Google’s digital butler, called “Assistant”, gets better at performing tasks and answering questions the more it is used.
Several applications with voice recognition features are now being developed that leverage these voice recognition, text to speech, speech to text features of Google Assistant.
Similarly google which has been working on the driver less car has been collecting data that is helping them design and further optimize its self-driving algorithms.
Data is the fuel for the machine learning and once the machines have sufficient data they can easily perform functions and research several times faster than humans.
Google’s AlphaGo last year defeated World’s champion Ke Jie in the Chinese ancient strategy game called Go. Once considered farfetched this became reality sooner than most anticipated. With enough data given to these platforms the results can be exponentially better than expected. AlphaGo was created by London based DeepMind which was later acquired by Google.
Future of Data
One of the reasons why the machines have a capability to deliver results sometime humans aren’t able to is due to the way humans think. We have a tendency to conclude and then research our way to prove our conclusions. Machines on the other hand do not have any empathy to cloud their judgement and are able to better interpret the data. Humans have a tendency to ignore some data due to the preconceived theories whereas the machines treats each data element equally.

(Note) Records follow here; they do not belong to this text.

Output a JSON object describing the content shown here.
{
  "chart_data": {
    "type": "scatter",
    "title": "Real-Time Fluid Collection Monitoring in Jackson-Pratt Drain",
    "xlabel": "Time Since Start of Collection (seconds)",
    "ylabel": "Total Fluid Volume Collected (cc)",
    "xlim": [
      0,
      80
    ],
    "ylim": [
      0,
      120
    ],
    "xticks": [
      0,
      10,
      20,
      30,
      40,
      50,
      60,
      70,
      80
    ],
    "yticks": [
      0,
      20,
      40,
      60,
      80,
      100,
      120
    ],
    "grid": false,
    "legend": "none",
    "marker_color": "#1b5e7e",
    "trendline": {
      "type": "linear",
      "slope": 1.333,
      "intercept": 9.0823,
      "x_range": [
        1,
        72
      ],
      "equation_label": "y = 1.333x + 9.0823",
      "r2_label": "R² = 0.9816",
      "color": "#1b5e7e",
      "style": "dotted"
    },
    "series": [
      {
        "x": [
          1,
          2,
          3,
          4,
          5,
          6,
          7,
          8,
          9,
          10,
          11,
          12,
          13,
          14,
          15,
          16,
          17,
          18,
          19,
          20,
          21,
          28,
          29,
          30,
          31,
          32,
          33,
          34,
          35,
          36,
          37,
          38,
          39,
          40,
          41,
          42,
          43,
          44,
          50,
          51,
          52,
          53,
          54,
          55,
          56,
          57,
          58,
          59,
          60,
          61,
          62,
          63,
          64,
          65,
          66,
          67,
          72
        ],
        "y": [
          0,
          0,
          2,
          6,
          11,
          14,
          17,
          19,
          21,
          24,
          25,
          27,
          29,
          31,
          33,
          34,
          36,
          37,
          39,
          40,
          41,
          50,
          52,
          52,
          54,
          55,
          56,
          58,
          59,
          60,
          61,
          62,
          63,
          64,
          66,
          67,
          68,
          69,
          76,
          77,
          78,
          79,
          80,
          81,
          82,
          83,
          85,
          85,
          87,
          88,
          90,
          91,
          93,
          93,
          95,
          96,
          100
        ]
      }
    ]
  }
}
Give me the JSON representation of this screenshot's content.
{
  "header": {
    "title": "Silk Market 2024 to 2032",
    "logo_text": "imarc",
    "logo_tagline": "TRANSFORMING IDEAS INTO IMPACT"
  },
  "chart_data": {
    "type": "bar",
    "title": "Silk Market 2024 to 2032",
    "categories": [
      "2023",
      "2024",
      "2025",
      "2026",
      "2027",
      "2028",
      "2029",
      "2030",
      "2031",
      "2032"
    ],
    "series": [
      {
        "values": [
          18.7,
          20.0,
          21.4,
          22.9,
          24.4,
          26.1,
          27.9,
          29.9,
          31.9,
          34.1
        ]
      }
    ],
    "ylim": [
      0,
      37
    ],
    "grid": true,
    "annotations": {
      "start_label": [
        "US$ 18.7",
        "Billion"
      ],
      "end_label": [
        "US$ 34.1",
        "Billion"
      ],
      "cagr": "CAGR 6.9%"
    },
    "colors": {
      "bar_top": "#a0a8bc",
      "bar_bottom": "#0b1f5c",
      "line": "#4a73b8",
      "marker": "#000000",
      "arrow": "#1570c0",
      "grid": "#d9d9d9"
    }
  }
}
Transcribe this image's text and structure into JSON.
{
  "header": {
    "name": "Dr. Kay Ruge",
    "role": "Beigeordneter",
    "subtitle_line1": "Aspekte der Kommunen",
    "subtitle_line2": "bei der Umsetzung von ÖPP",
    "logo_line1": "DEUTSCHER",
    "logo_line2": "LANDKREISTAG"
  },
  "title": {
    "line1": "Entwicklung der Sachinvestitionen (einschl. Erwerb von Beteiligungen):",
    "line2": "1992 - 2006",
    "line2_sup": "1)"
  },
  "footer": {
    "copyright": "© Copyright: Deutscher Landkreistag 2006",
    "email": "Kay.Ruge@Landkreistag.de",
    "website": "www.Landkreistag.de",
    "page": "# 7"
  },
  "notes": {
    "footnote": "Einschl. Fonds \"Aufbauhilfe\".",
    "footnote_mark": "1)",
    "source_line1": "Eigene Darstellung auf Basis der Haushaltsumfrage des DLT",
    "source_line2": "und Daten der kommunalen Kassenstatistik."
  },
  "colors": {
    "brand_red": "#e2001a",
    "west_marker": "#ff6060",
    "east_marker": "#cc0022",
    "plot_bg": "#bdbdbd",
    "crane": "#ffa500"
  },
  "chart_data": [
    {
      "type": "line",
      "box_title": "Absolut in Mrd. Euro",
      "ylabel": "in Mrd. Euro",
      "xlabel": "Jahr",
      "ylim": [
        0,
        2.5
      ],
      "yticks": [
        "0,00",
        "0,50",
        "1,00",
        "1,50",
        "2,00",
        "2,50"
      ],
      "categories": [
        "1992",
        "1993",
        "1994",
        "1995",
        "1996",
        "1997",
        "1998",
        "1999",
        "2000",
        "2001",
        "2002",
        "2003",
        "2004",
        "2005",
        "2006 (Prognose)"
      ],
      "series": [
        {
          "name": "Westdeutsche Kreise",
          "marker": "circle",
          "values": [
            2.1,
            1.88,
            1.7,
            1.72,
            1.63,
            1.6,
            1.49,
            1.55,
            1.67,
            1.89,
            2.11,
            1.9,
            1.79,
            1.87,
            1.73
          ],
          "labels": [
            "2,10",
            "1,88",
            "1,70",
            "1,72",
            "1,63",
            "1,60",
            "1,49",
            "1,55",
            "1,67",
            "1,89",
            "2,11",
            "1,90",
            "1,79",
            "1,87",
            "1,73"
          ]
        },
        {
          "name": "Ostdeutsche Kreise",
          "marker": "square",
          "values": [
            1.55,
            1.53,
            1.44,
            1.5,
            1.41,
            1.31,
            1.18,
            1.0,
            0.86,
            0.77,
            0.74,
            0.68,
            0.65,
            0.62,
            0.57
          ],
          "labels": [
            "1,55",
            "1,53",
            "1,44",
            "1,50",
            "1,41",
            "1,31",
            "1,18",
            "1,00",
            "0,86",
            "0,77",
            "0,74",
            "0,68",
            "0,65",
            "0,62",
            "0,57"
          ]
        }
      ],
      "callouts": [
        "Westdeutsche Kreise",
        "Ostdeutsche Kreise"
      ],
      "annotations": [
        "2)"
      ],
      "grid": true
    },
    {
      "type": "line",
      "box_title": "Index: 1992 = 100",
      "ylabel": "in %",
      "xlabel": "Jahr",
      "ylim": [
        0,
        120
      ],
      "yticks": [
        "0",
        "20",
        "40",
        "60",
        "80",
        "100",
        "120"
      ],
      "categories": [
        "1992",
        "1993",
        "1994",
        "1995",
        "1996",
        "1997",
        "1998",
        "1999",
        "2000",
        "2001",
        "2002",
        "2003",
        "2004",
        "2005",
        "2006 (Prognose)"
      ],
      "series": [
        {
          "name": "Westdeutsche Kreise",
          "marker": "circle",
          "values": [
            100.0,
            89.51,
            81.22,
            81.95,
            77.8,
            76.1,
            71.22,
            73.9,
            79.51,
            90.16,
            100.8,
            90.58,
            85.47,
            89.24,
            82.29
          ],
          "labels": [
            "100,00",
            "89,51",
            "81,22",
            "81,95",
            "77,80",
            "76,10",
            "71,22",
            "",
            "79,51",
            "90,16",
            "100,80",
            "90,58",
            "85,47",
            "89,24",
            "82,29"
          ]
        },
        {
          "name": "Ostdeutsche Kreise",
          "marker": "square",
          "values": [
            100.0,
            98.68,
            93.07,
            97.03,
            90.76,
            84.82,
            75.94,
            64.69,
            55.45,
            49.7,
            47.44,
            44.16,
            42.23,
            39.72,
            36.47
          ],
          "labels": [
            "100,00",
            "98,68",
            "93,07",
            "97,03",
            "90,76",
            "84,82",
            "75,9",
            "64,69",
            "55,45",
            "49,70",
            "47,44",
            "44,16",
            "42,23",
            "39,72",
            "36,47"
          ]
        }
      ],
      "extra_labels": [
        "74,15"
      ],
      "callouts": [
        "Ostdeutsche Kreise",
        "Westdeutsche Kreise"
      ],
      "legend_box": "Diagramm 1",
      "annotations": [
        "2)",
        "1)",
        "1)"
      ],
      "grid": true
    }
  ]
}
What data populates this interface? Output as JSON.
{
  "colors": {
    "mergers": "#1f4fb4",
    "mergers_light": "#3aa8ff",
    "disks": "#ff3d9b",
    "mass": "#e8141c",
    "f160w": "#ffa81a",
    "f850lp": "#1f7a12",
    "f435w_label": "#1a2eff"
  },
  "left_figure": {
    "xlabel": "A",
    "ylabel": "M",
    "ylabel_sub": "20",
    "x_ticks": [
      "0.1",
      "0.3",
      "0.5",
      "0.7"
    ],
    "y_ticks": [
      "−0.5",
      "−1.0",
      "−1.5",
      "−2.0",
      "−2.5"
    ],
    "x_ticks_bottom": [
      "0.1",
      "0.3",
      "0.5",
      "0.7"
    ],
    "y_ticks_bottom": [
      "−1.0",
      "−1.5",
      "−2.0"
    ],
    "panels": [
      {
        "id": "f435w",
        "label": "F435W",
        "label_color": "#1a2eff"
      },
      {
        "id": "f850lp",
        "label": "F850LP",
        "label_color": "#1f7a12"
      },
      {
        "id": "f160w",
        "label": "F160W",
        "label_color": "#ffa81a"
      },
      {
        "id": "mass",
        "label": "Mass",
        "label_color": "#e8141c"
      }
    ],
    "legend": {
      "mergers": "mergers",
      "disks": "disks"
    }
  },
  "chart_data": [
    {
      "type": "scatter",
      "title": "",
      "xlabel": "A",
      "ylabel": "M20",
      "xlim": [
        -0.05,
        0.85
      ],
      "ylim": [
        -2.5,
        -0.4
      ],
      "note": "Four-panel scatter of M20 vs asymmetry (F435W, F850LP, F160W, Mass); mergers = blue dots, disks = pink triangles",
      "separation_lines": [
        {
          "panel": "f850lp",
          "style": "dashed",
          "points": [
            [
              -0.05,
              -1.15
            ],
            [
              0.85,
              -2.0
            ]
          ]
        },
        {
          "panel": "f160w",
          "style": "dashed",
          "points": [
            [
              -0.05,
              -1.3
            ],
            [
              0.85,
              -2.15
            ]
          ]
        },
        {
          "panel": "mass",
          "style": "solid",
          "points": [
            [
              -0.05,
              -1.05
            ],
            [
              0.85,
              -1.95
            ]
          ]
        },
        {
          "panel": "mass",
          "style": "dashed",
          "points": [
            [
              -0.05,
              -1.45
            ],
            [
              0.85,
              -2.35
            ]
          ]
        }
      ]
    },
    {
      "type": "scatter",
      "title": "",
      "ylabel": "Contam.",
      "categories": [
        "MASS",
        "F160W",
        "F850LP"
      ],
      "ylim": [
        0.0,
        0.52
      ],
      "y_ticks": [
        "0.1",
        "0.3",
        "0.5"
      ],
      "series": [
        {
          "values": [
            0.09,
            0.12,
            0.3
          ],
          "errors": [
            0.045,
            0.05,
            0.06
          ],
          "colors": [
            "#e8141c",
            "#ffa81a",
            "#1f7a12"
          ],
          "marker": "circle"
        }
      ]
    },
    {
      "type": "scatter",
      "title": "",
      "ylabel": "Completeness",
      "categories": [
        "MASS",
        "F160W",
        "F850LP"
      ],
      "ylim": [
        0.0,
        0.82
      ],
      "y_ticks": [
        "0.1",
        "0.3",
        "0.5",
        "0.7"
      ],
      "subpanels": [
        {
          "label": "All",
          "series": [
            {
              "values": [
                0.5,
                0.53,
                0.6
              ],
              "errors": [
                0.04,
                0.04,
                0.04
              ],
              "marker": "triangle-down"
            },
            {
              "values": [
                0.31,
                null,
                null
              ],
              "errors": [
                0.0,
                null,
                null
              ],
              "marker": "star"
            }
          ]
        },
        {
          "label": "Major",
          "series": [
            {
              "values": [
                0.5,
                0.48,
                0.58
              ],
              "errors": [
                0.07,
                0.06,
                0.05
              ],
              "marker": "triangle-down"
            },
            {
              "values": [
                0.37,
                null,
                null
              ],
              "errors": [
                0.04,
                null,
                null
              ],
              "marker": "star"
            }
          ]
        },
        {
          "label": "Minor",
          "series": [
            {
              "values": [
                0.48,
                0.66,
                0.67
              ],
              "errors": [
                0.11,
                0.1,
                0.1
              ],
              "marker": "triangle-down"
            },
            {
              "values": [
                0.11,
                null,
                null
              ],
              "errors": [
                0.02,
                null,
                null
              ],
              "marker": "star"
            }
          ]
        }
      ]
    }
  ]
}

There are several interesting use cases for data in the future:
Medical research: medical data from various medical facilities across the globe can provide useful information that can help cure and prevent several incurable diseases.
Astronomy: We have been collecting data about the various planets, galaxies & the existence of multiple universes.
Human psychology: So far we have been unable to predict or understand reasons why humans behave the way they behave. With so much of data related to the human behaviour available there is a lot of potential to uncover the mystery behind the human behaviour.
Data is everywhere. We are collecting data at every stage of our life, in every activity we perform, with every gadget we use. While watching TV, travelling, on the phone, on the internet, attending events, while voting, buying, transacting, playing sports & even sleeping.
Data is the new oil that we have in abundance. We are never going to run out of data. On the contrary the data will only grow and that too exponentially. Learning to deal with the data and using it effectively will be the most sought after skill of this century.